Noch einmal präziser:
Die Urkunde ist wie gesagt nicht auf das 18. Lebensjahr befristet. Kann ich vom Jugendamt verlangen, dass eine Befristung bis zur Volljährigkeit eingetragen wird?
Ihre 3. Antwort habe ich nicht ganz verstanden. Sie sagen, das Jugendamt kann keinen höheren Unterhalt verlangen, als in der Urkunde festgehalten. Ich möchte noch einmal meine Frage (1.) hierzu präzisieren:
Das Jugendamt kann von mir soweit ich weiß alle 2 Jahre Auskunft zu meinem Einkommen verlangen und ggf. den Unterhalt neu berechnen. Daraus könnte sich doch eine höhere Forderung des Jugendamts ergeben. Kann das Jugendamt die Urkunde dann entsprechend ändern? Muss ich zustimmen bzw. kann ich widersprechen?
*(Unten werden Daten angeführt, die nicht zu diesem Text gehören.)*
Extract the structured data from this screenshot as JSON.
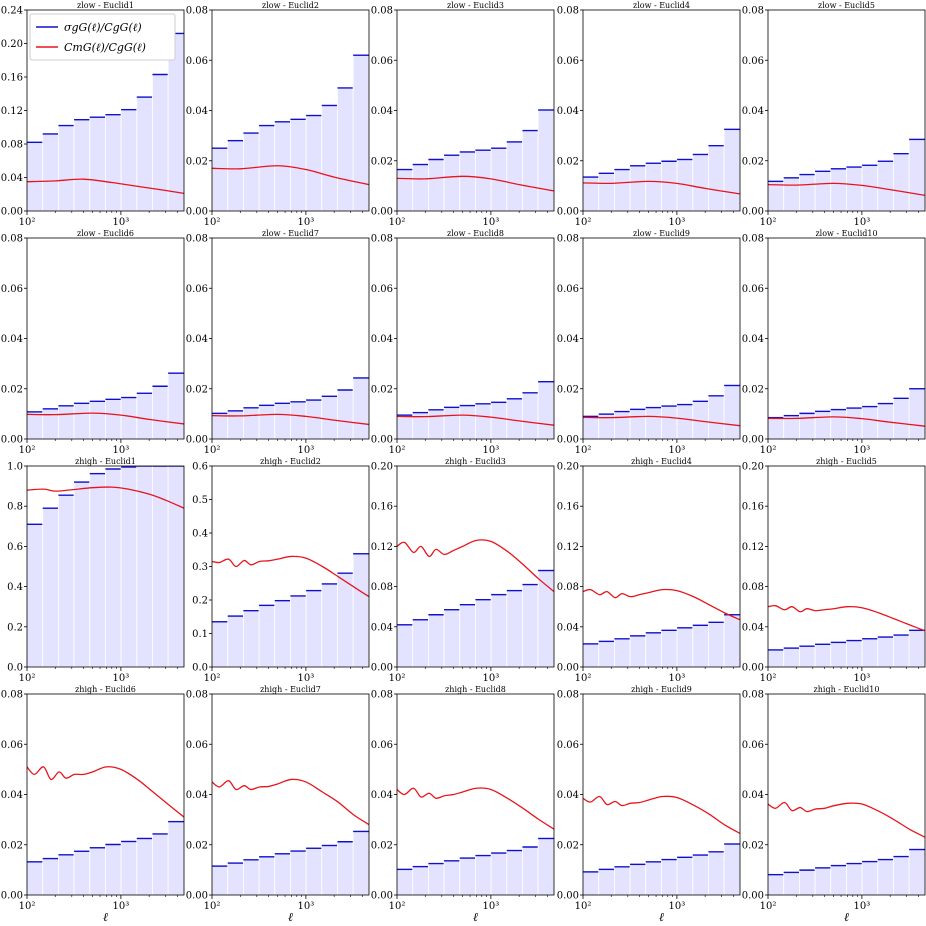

Sehr geehrter Fragesteller,
zu Ihrer Nachfrage nehme ich wie folgt Stellung:
1.
Natürlich können Sie versuchen, bezüglich der Dynamik und der Befristung Einfluß zu nehmen und einer anderweitige Regelung anstreben. Schließlich wird der vollstreckungsfähige Titel in Form der Jugendamtsurkunde nur durch Ihre Unterschrift wirksam. Sie können die Unterschrift auch verweigern, wobei Sie dann allerdings damit rechnen müßten, daß gegen Sie Klage auf Zahlung von Kindesunterhalt erhoben wird.
Eine Befristung bis zum Eintritt der Volljährigkeit wird aber kaum Aussicht auf Erfolg haben, da die Unterhaltspflicht nicht mit der Vollendung des 18. Lebensjahres endet. Zwar wird der Kindesunterhalt bezüglich der Höhe dann grundsätzlich anders berechnet. Dem Grunde nach besteht die Unterhaltspflicht aber solange, bis das Kind eine Ausbildung abgeschlossen hat und auf eigenen Füßen stehen kann.
2.
Hier hatte ich Ihre Frage so verstanden, daß Sie die Befürchtung haben, seitens des Jugendamts könne höherer Unterhalt verlangt werden als der in der Urkunde titulierte Unterhalt. Vor diesem Hintergrund ist meine Antwort in Absatz 3 zu sehen.
Es ist aber richtig, daß alle zwei Jahre die Unterhaltspflicht überprüft werden kann. Haben sich die wirtschaftlichen Verhältnisse geändert und errechnet sich ein höherer Unterhalt, kann dieser höhere Unterhalt auch verlangt werden.
In einen solchen Fall kann die Urkunde nicht einseitig seitens des Jugendamts geändert werden. Eine Änderung bedarf Ihrer Zustimmung. Wenn Sie zu einem anderen Unterhaltsbetrag gelangen, teilen Sie diesen dem Jugendamt mit. D.h. Sie unterliegen keineswegs dem Diktat des Jugendamts, sondern könnten im Fall ungerechtfertigter Forderungen dem widersprechen.
In meiner Antwort unter Absatz 4 hatte ich es schon gesagt: Sie müssen nur Unterhalt in der Höhe zahlen, der sich aufgrund Ihrer finanziellen Gegebenheiten errechnet.